Healthcare costs are on the rise.
So much so that many families find themselves on the brink of bankruptcy, fighting a traumatic or chronic illness.
A new study looks into some of the factors driving costs so high
Sandy Lang, 72, had a heart attack and says he's fortunate he can bear the high cost of his care, but knows that's not the case for so many.
"It bothers me that there could be anyone walking the planet, in the United States that can't afford or can't be taken care of," said Lang.
His bill? Close to $100,000.
Like everyone who's received a medical bill, it astounds him.
A new study headed by Dr.

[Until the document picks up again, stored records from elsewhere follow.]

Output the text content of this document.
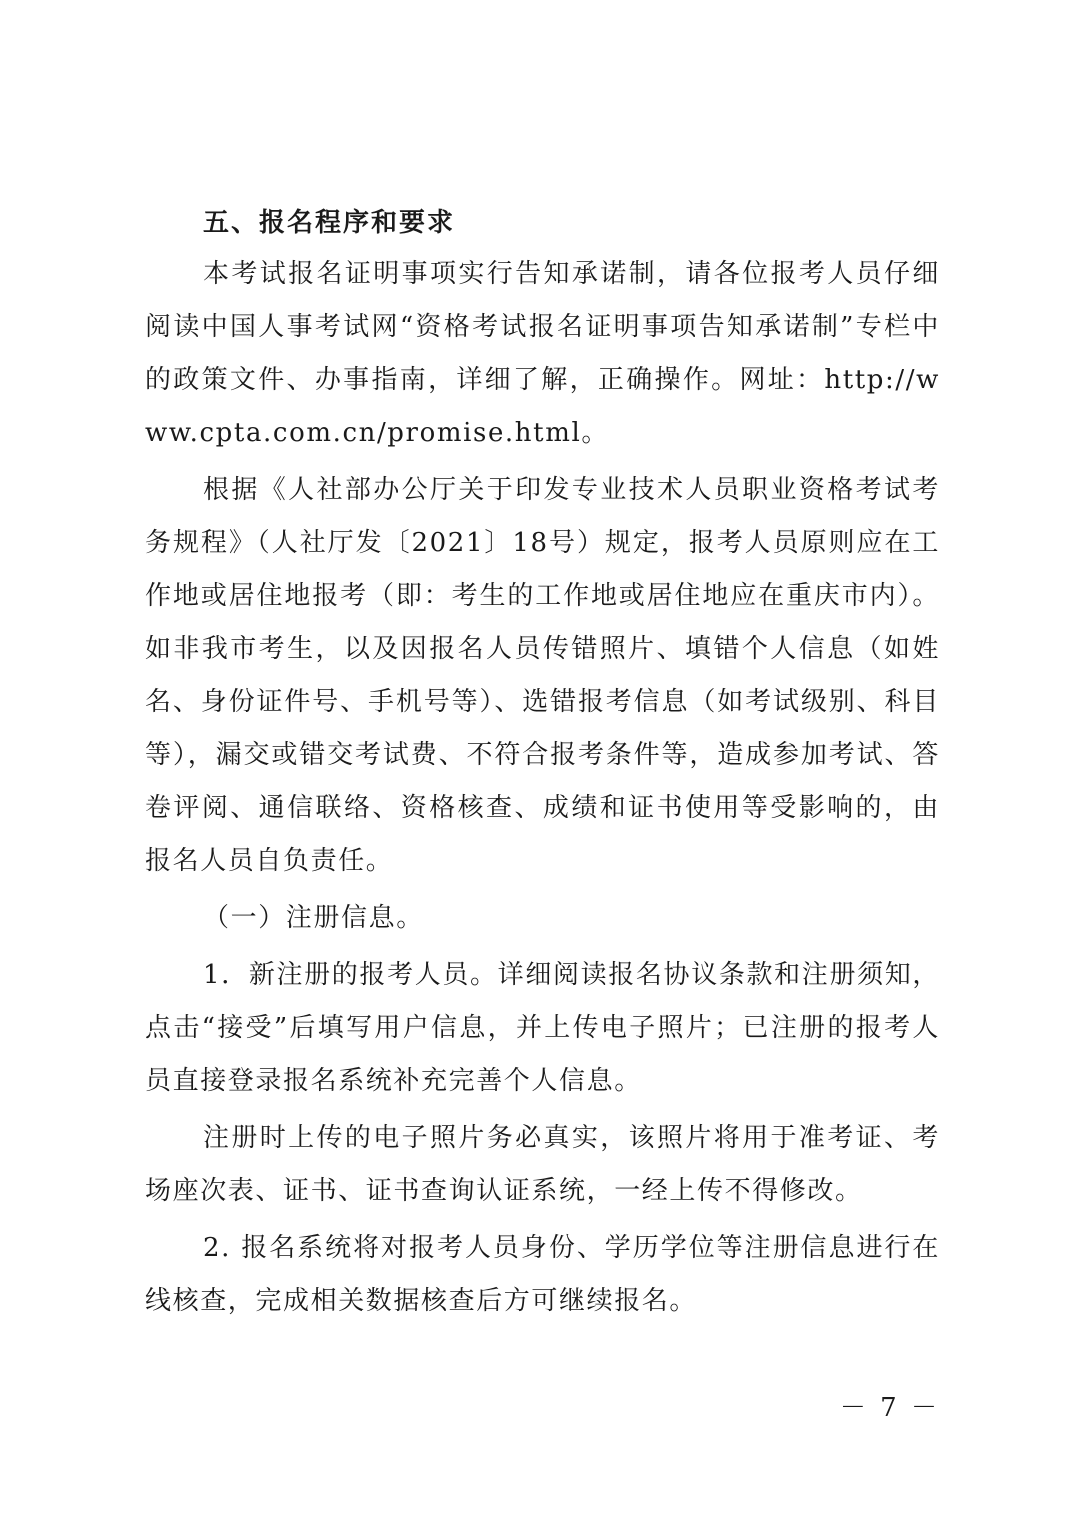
五、报名程序和要求

本考试报名证明事项实行告知承诺制，请各位报考人员仔细阅读中国人事考试网“资格考试报名证明事项告知承诺制”专栏中的政策文件、办事指南，详细了解，正确操作。网址：http://www.cpta.com.cn/promise.html。

根据《人社部办公厅关于印发专业技术人员职业资格考试考务规程》（人社厅发〔2021〕18号）规定，报考人员原则应在工作地或居住地报考（即：考生的工作地或居住地应在重庆市内）。如非我市考生，以及因报名人员传错照片、填错个人信息（如姓名、身份证件号、手机号等）、选错报考信息（如考试级别、科目等），漏交或错交考试费、不符合报考条件等，造成参加考试、答卷评阅、通信联络、资格核查、成绩和证书使用等受影响的，由报名人员自负责任。

（一）注册信息。

1．新注册的报考人员。详细阅读报名协议条款和注册须知，点击“接受”后填写用户信息，并上传电子照片；已注册的报考人员直接登录报名系统补充完善个人信息。

注册时上传的电子照片务必真实，该照片将用于准考证、考场座次表、证书、证书查询认证系统，一经上传不得修改。

2. 报名系统将对报考人员身份、学历学位等注册信息进行在线核查，完成相关数据核查后方可继续报名。

－ 7 －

Richard Scheffler at the UC Berkeley School of Public Health took a closer look at what's driving up medical costs.
Researchers uncovered some huge disparities among the state's 58 counties.
Areas where there were more consolidations had higher prices.
That's when hospitals buy or combine doctors' medical practices.
"Consolidation will drive up costs if they use consolidation in negotiations and have market power where there is limited competition in the area," said Scheffler.
One example is heart attack costs.
The average cost in San Francisco was $24,000.
Compare that to $15,000 for a patient in East Los Angeles.
The same was true of premiums.
The monthly cost of a Covered California Silver Plan in East Los Angeles was $258.
In San Francisco, it was $440.
Dr. Daniel Eisenberg, whose cardiology practice was consolidated, understands the idea is to combine resources and downsize staffing.
But he feels it'll be a while before we see lower costs.
"Right now it's not leading to cost savings," Eisenberg said. "But everyone thinks it will mature into that. We'll have to see how this all works out."
He also believes some of what's driving consolidations is the Affordable Care Act and fear of government oversight.
Because of this study, the California Department of Justice is now getting involved.
Scheffler said, "It's the old story, where there's smoke there's fire, and we've given the AG lots of smoke and lots of places to look."
The state's Attorney General has formed a strike force to look into why healthcare prices are so different throughout California.
Researchers say consumers have the right to know.